Fragmento de Las impuras
Un día se sentó a mi lado. El común de la gente cree que espero a alguna persona, así que pensé haber provocado una nueva confusión. Aventuré que no tardaría en preguntarme por alguien a quien yo no conocía o sobre la salida hacia cierto lugar (sobra decir, porque ya lo he hecho, que yo no me iré nunca. Ni hoy ni mañana. No mientras desconozca qué hay de provechoso en irse).—¿Qué anotas en tu libreta? ¿Por qué observas tan reconcentrada y escribes? —preguntó.
—No lo sé. Tal vez sea lo único que puedo hacer.
Me dijo que necesitaba ayuda. Le hacía falta una mentira.
—Los mentirosos —precisó— se distraen con lo que pasa alrededor suyo y después se hunden en sus cuadernos, como tú.
Le dije que tal vez yo no era la adecuada para mentirle a ella, que no sabía cuál era mi propósito en la vida, ni si trascendía el simple estar ahí, en esa estación de autobuses.
—Vengo a salvarte —dijo sonriendo—. Yo soy tu propósito. Y te requiero con urgencia.
IV
—Necesito una historia.
—¿Y sobre qué trataría?
—Sobre una mujer.
—¿Una cualquiera?
—Bueno, no. No una mujer cualquiera. Es mi historia. Necesito que inventes quién soy.
Y acarició mi mejilla con ternura, como si evocara un recuerdo íntimo.
V
—¿Tenemos un trato?
—¿Trato?
—Sí, un trato. Que narres mi pasado, que escribas sobre mí.

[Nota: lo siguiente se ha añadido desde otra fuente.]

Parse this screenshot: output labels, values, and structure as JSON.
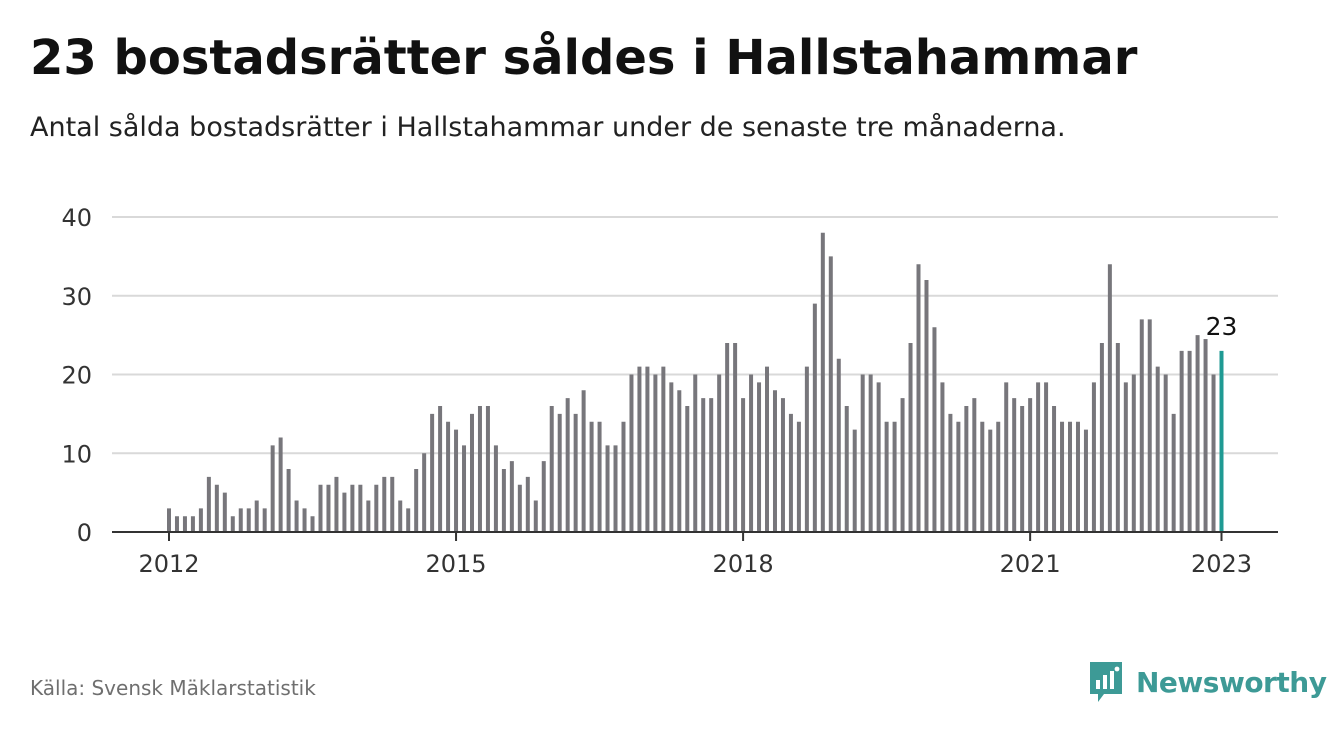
{
  "title": "23 bostadsrätter såldes i Hallstahammar",
  "subtitle": "Antal sålda bostadsrätter i Hallstahammar under de senaste tre månaderna.",
  "source": "Källa: Svensk Mäklarstatistik",
  "brand": "Newsworthy",
  "colors": {
    "bar": "#77767b",
    "highlight": "#1f9a93",
    "grid": "#d9d9d9",
    "axis": "#333333",
    "brand": "#3d9a96"
  },
  "chart_data": {
    "type": "bar",
    "title": "23 bostadsrätter såldes i Hallstahammar",
    "ylim": [
      0,
      40
    ],
    "yticks": [
      0,
      10,
      20,
      30,
      40
    ],
    "xticks": [
      "2012",
      "2015",
      "2018",
      "2021",
      "2023"
    ],
    "grid": true,
    "start": "2012-01",
    "end": "2023-01",
    "highlight_label": "23",
    "values": [
      3,
      2,
      2,
      2,
      3,
      7,
      6,
      5,
      2,
      3,
      3,
      4,
      3,
      11,
      12,
      8,
      4,
      3,
      2,
      6,
      6,
      7,
      5,
      6,
      6,
      4,
      6,
      7,
      7,
      4,
      3,
      8,
      10,
      15,
      16,
      14,
      13,
      11,
      15,
      16,
      16,
      11,
      8,
      9,
      6,
      7,
      4,
      9,
      16,
      15,
      17,
      15,
      18,
      14,
      14,
      11,
      11,
      14,
      20,
      21,
      21,
      20,
      21,
      19,
      18,
      16,
      20,
      17,
      17,
      20,
      24,
      24,
      17,
      20,
      19,
      21,
      18,
      17,
      15,
      14,
      21,
      29,
      38,
      35,
      22,
      16,
      13,
      20,
      20,
      19,
      14,
      14,
      17,
      24,
      34,
      32,
      26,
      19,
      15,
      14,
      16,
      17,
      14,
      13,
      14,
      19,
      17,
      16,
      17,
      19,
      19,
      16,
      14,
      14,
      14,
      13,
      19,
      24,
      34,
      24,
      19,
      20,
      27,
      27,
      21,
      20,
      15,
      23,
      23,
      25,
      24.5,
      20,
      23
    ]
  }
}
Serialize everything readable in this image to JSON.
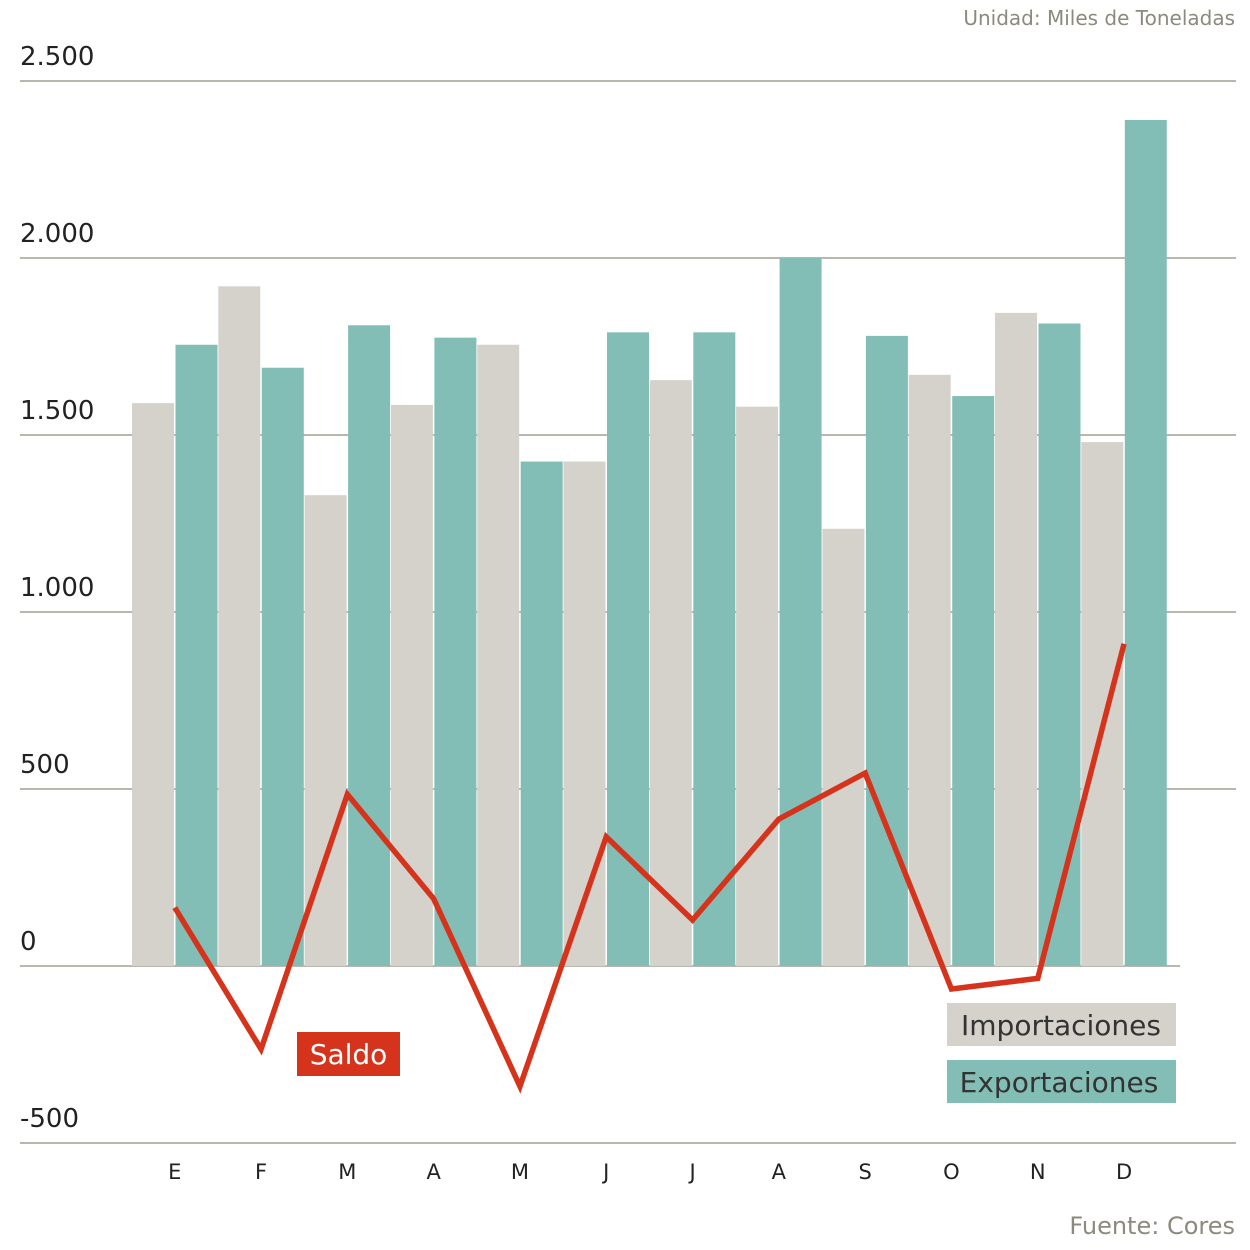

—¿Y comienzo a escribir así, nada más?
—¿Por qué no?
—Porque necesito saber, por lo menos en mi cabeza, quién eres.
—Yo no soy nadie, niña: no tengo recuerdos.
—A ver, calculo que naciste en 1940. Tienes alrededor de sesenta años.
—¿Eso crees?
—Sí, eso creo.
—Entonces, es verdad. Nací en 1940 y tengo sesenta años.